Zwar gebe es eine gewisse Latenz beim Spielen, die vor allem in Shootern das Zielen erschwert. Allerdings testete Dingman die Streamingfunktion auch in einem eher betagten 802.11g-Netzwerk mit einer maximalen Datenübertragungsrate von 54 Megabit pro Sekunde. Aktuellere WLAN-Standards wie 802.11n oder 802.11ac liefern eine wesentlich höhere Geschwindigkeit und sollten somit auch geringere Latenzen und höhere Datenraten stemmen. Spielbar seien die von ihm getesteten Games als Stream aber jetzt schon, schreibt Dingman.

Streaming löst mehrere Probleme auf einmal
Die positive Resonanz, auf die der Streamingdienst für das Heimnetzwerk stößt, gibt Grund zur Hoffnung, dass Valve tatsächlich eine praktikable Spiele-Streaminglösung zustande bringt. Damit würde der Steam-Betreiber gleich mehrere Probleme lösen. Er würde nicht nur die mangelnde Spiele-Auswahl für SteamOS und die Steam Machines ein Stück unproblematischer machen, sondern gleichzeitig Tür und Tor für die Nutzung von PC-Games in verschiedenen Räumen öffnen.

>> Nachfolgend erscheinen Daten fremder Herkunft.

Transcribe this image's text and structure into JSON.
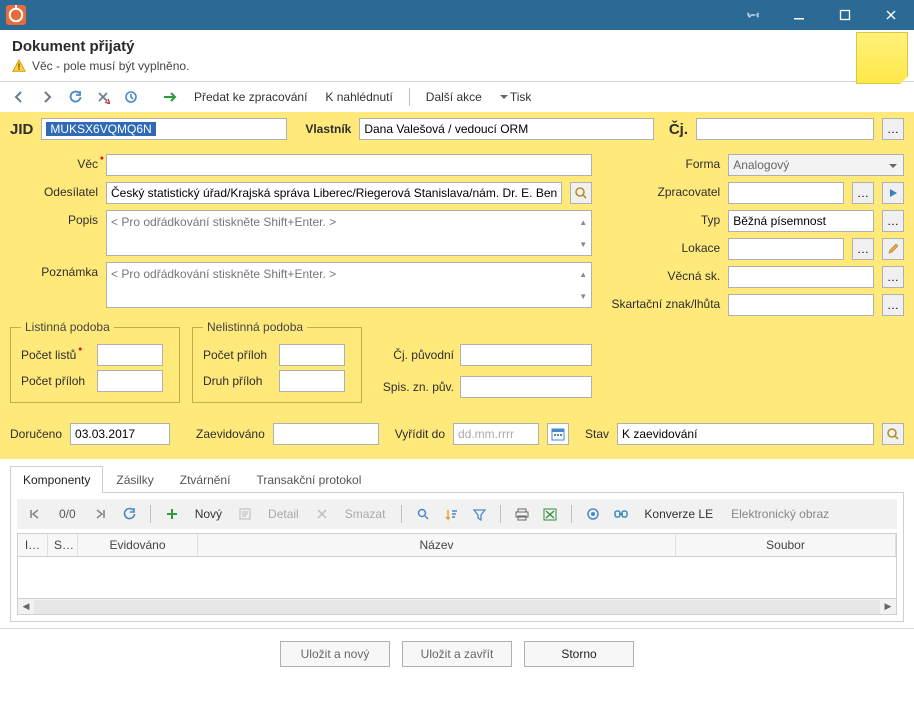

Durch Steams Spielestreaming könnten Besitzer eines leistungsstarken Spiele-PCs für wenig Geld einen schwachen Mini-PC an den Fernseher im Wohnzimmer oder im Schlafzimmer anschließen, der im Bedarfsfall Spiele aus dem Netzwerk streamt. PC-Spiele wären nicht länger an den PC gebunden, sondern könnten quer über verschiedene Betriebssysteme – Linux, MacOS, Windows – auch auf Rechner gestreamt werden, auf denen das Game sonst nicht laufen würde.